The USC football team (2-0) came out on top Saturday night with a 17-14 victory over Virginia (1-1), despite failing to establish much consistency throughout the course of the game. The Trojans were outgained in yards and repeatedly hurt themselves with penalties on both sides of the ball, but mustered just enough offensive firepower to put the Cavaliers away.

“[I am] really disappointed in our performance,” said USC coach Lane Kiffin after the game. “They outcoached us. We just had better players and made some plays. I hope you can tell the disappointment in our team and coaching staff. We’re not getting it done.”

Although last week’s game in Hawaii featured a plethora of scoring and a noticeable lack of defense, Saturday’s matchup turned the tables; defense controlled the pace of play, as neither team was able to get on the scoreboard until just less than four minutes were left on the clock in the second quarter.

Sophomore quarterback Matt Barkley was able to complete 20 of 35 passing attempts for 202 yards, but a lackluster running game stalled the Trojan attack, as redshirt junior tailback Marc Tyler was only able to manage 67 yards on 18 rush attempts. Freshman tailback Dillon Baxter’s debut as a Trojan was promising, as the rookie gained 49 yards on just nine attempts, but USC’s rushing corps could not break out of a sluggish start to contribute a score.

“[Running the ball] felt really crowded, like there were bodies everywhere,” Tyler said. “Their defensive line was doing a lot better.”

After a fit of scoring at the end of the half that featured three touchdowns — two by the Trojans to senior tight end Jordan Cameron and redshirt junior wide receiver Brandon Carswell with a Virginia score sandwiched in between — the offensive lull returned in the third quarter as the sides traded possessions with little to show until senior kicker Joe Houston’s field goal late in the fourth quarter put the Trojans up 17-7. A score by the Cavaliers with four seconds left in the game cut the differential to three, but USC was able to fall on an onside kick and run out the clock to seal the victory.

Despite the victory and a perfect start to the season, the mood in the USC locker room remained dampened.

“It’s probably the most miserable 2-0 locker room I’ve ever been in,” Kiffin said. “But that’s good, because it means the players understand our expectations and what we want from them.”

Penalties remained a major area of concern for the Trojans, as they were flagged 13 times for 140 yards. A 47-yard touchdown pass to senior wide receiver Ronald Johnson was negated by a holding call, as was a fourth-and-two conversion early in the second half.

“Penalties killed us,” Barkley said. “A lot of crucial plays were called back because of penalties. Our game plan was fine; we were rolling, but we weren’t executing and moving the ball, especially on third down. I definitely think that hurt us. We just need to become more disciplined.”

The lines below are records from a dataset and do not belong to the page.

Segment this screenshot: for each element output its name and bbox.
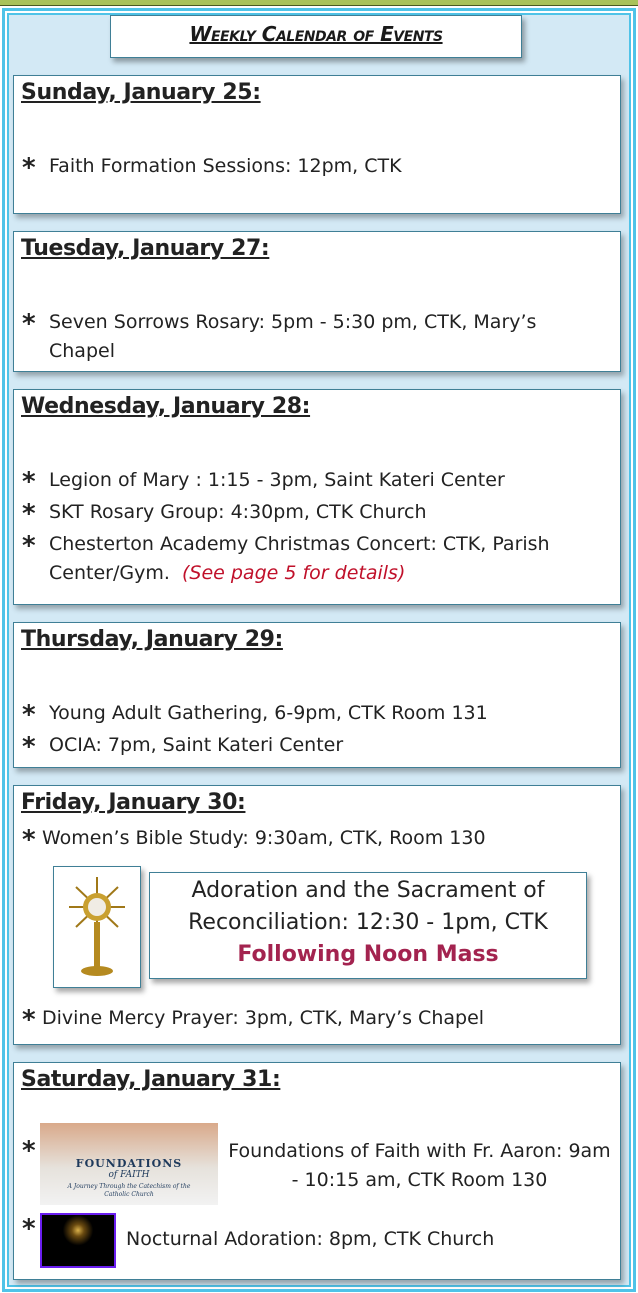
event-item: * Seven Sorrows Rosary: 5pm - 5:30 pm, CT… <box>22 309 537 363</box>
day-section-wednesday: Wednesday, January 28: * Legion of Mary :… <box>13 389 621 605</box>
bullet-icon: * <box>22 467 36 497</box>
foundations-of-faith-image: FOUNDATIONS of FAITH A Journey Through t… <box>40 1123 218 1205</box>
day-section-tuesday: Tuesday, January 27: * Seven Sorrows Rosa… <box>13 231 621 372</box>
day-heading: Tuesday, January 27: <box>21 236 270 261</box>
day-section-sunday: Sunday, January 25: * Faith Formation Ses… <box>13 75 621 214</box>
event-item: * Divine Mercy Prayer: 3pm, CTK, Mary’s C… <box>22 1005 485 1035</box>
event-item: * Legion of Mary : 1:15 - 3pm, Saint Kate… <box>22 467 505 497</box>
bullet-icon: * <box>22 1214 36 1244</box>
day-heading: Friday, January 30: <box>21 790 246 815</box>
bullet-icon: * <box>22 1005 36 1035</box>
day-heading: Sunday, January 25: <box>21 80 261 105</box>
event-item: * Women’s Bible Study: 9:30am, CTK, Room … <box>22 825 486 855</box>
day-section-saturday: Saturday, January 31: * FOUNDATIONS of F… <box>13 1062 621 1280</box>
bullet-icon: * <box>22 732 36 762</box>
event-item: * Young Adult Gathering, 6-9pm, CTK Room … <box>22 700 488 730</box>
event-item: Foundations of Faith with Fr. Aaron: 9am… <box>228 1140 611 1191</box>
monstrance-image <box>53 866 141 988</box>
bullet-icon: * <box>22 153 36 183</box>
see-page-note: (See page 5 for details) <box>181 562 406 584</box>
day-heading: Saturday, January 31: <box>21 1067 281 1092</box>
day-heading: Wednesday, January 28: <box>21 394 311 419</box>
bullet-icon: * <box>22 531 36 561</box>
event-item: * Chesterton Academy Christmas Concert: C… <box>22 531 550 585</box>
adoration-callout: Adoration and the Sacrament of Reconcili… <box>149 872 587 979</box>
bullet-icon: * <box>22 309 36 339</box>
event-item: * SKT Rosary Group: 4:30pm, CTK Church <box>22 499 427 529</box>
bullet-icon: * <box>22 499 36 529</box>
event-item: * OCIA: 7pm, Saint Kateri Center <box>22 732 344 762</box>
bullet-icon: * <box>22 825 36 855</box>
day-section-thursday: Thursday, January 29: * Young Adult Gathe… <box>13 622 621 768</box>
event-item: Nocturnal Adoration: 8pm, CTK Church <box>126 1228 495 1250</box>
top-border <box>0 0 638 6</box>
calendar-title-box: Weekly Calendar of Events <box>110 15 522 58</box>
bullet-icon: * <box>22 1136 36 1166</box>
bullet-icon: * <box>22 700 36 730</box>
foundations-tagline: A Journey Through the Catechism of the C… <box>67 1183 191 1198</box>
calendar-title: Weekly Calendar of Events <box>189 22 443 46</box>
day-section-friday: Friday, January 30: * Women’s Bible Study… <box>13 785 621 1045</box>
nocturnal-adoration-image <box>40 1213 116 1268</box>
event-item: * Faith Formation Sessions: 12pm, CTK <box>22 153 402 183</box>
day-heading: Thursday, January 29: <box>21 627 283 652</box>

If there was one positive USC can take from Saturday’s game, it is in the substantial defensive improvement the team made since last week. The Trojans repeatedly stopped the Virginia attack in key situations, including on two red zone trips that could have swung the game in Virginia’s favor. In one instance, with the Cavaliers looming on USC’s four-yard line, sophomore safety T.J. McDonald intercepted a Marc Verica pass in the end zone to return possession to the Trojans and keep the game knotted at 0-0.

“We came into this game with a chip on our shoulder and we stressed the whole week that we were going to finish our plays and tackle. I thought we did that pretty well but there’s still stuff to work on,” McDonald said. “It comes down to preparation. I’m happy with the win and with the way our defense played, but at the same time, you can never be satisfied.”

The Trojans will now have another week to prepare for their last non-conference game at Minnesota and to work on the problems they have identified thus far.

“We need to go back to work, get in the film room [Sunday] and back to the field on Tuesday,” Kiffin said. “We need to improve before we lose a game like this because we play so poorly.”